Bloke and I have spent his inheritance on a sweet little bargain house, near enough to everything, with a decent stretch of garden which we are turning from a plain lawn into a very paradise of loveliness. There's a veg patch and a pond and shady places. On the back of the house there's what my parents had and called a 'sunroom' - it's not a conservatory as this is a bit grubbier, with gardening stuff going on, but also a place to bask on sunny winter days. South-west facing.
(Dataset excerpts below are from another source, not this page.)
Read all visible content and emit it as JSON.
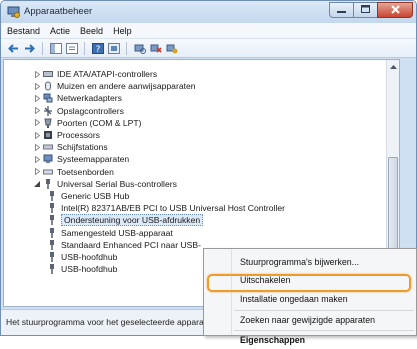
{
  "window": {
    "title": "Apparaatbeheer"
  },
  "menu": [
    "Bestand",
    "Actie",
    "Beeld",
    "Help"
  ],
  "toolbar_icons": [
    "back-icon",
    "forward-icon",
    "show-hide-tree-icon",
    "properties-icon",
    "help-icon",
    "update-driver-icon",
    "scan-hardware-icon",
    "uninstall-icon",
    "disable-icon"
  ],
  "tree": [
    {
      "label": "IDE ATA/ATAPI-controllers",
      "icon": "ide-controller-icon",
      "expanded": false
    },
    {
      "label": "Muizen en andere aanwijsapparaten",
      "icon": "mouse-icon",
      "expanded": false
    },
    {
      "label": "Netwerkadapters",
      "icon": "network-adapter-icon",
      "expanded": false
    },
    {
      "label": "Opslagcontrollers",
      "icon": "storage-controller-icon",
      "expanded": false
    },
    {
      "label": "Poorten (COM & LPT)",
      "icon": "port-icon",
      "expanded": false
    },
    {
      "label": "Processors",
      "icon": "processor-icon",
      "expanded": false
    },
    {
      "label": "Schijfstations",
      "icon": "disk-drive-icon",
      "expanded": false
    },
    {
      "label": "Systeemapparaten",
      "icon": "system-device-icon",
      "expanded": false
    },
    {
      "label": "Toetsenborden",
      "icon": "keyboard-icon",
      "expanded": false
    },
    {
      "label": "Universal Serial Bus-controllers",
      "icon": "usb-controller-icon",
      "expanded": true
    },
    {
      "label": "Generic USB Hub",
      "icon": "usb-plug-icon",
      "child": true
    },
    {
      "label": "Intel(R) 82371AB/EB PCI to USB Universal Host Controller",
      "icon": "usb-plug-icon",
      "child": true
    },
    {
      "label": "Ondersteuning voor USB-afdrukken",
      "icon": "usb-plug-icon",
      "child": true,
      "selected": true
    },
    {
      "label": "Samengesteld USB-apparaat",
      "icon": "usb-plug-icon",
      "child": true
    },
    {
      "label": "Standaard Enhanced PCI naar USB-",
      "icon": "usb-plug-icon",
      "child": true
    },
    {
      "label": "USB-hoofdhub",
      "icon": "usb-plug-icon",
      "child": true
    },
    {
      "label": "USB-hoofdhub",
      "icon": "usb-plug-icon",
      "child": true
    }
  ],
  "status": {
    "text": "Het stuurprogramma voor het geselecteerde apparaat"
  },
  "context_menu": {
    "items": [
      {
        "label": "Stuurprogramma's bijwerken...",
        "bold": false
      },
      {
        "label": "Uitschakelen",
        "bold": false
      },
      {
        "label": "Installatie ongedaan maken",
        "bold": false,
        "highlighted": true
      },
      {
        "label": "Zoeken naar gewijzigde apparaten",
        "bold": false
      },
      {
        "label": "Eigenschappen",
        "bold": true
      }
    ]
  },
  "colors": {
    "highlight_ring": "#ef9a2a",
    "close_button": "#c8452f",
    "window_frame": "#cfe0f2"
  }
}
We do all right, me and Bloke. We rub along. There's a quote by Thomas Hardy that I left on someone's comments recently, that for going on forty years has been how I've wanted to move into old age “And at home by the fire, whenever you look up there I shall be— and whenever I look up, there will be you." -Gabriel Oak. I remember seeing the fabulous film of 'Far From the Madding Crowd' [spoiler alert!] when I was young enough to be sad that she ended up with stuffy old Gabriel instead of dashing Sgt Troy, but I can also remember the moment I knew that Bloke and I were going to grow old together, and that quote leapt into my mind. And now, we just are.

I could write pages of that, but I shall go outside and have one last fag then get my sleeping pills down my neck - they start the day at seven round here and tomorrow is shaping up to be a busy day.

Today I am grateful for: finding out I'd left my bank card behind when only a few miles from home rather than halfway here; the restaurant manager sneaking me a plate of roast pork, mash and veg - I'm meant to be paying now, but shh, no one's telling; ED living here, in this far from awful care home; it's not raining - I can have a smoke without an umbrella; TinyM feeding Bob while I'm away.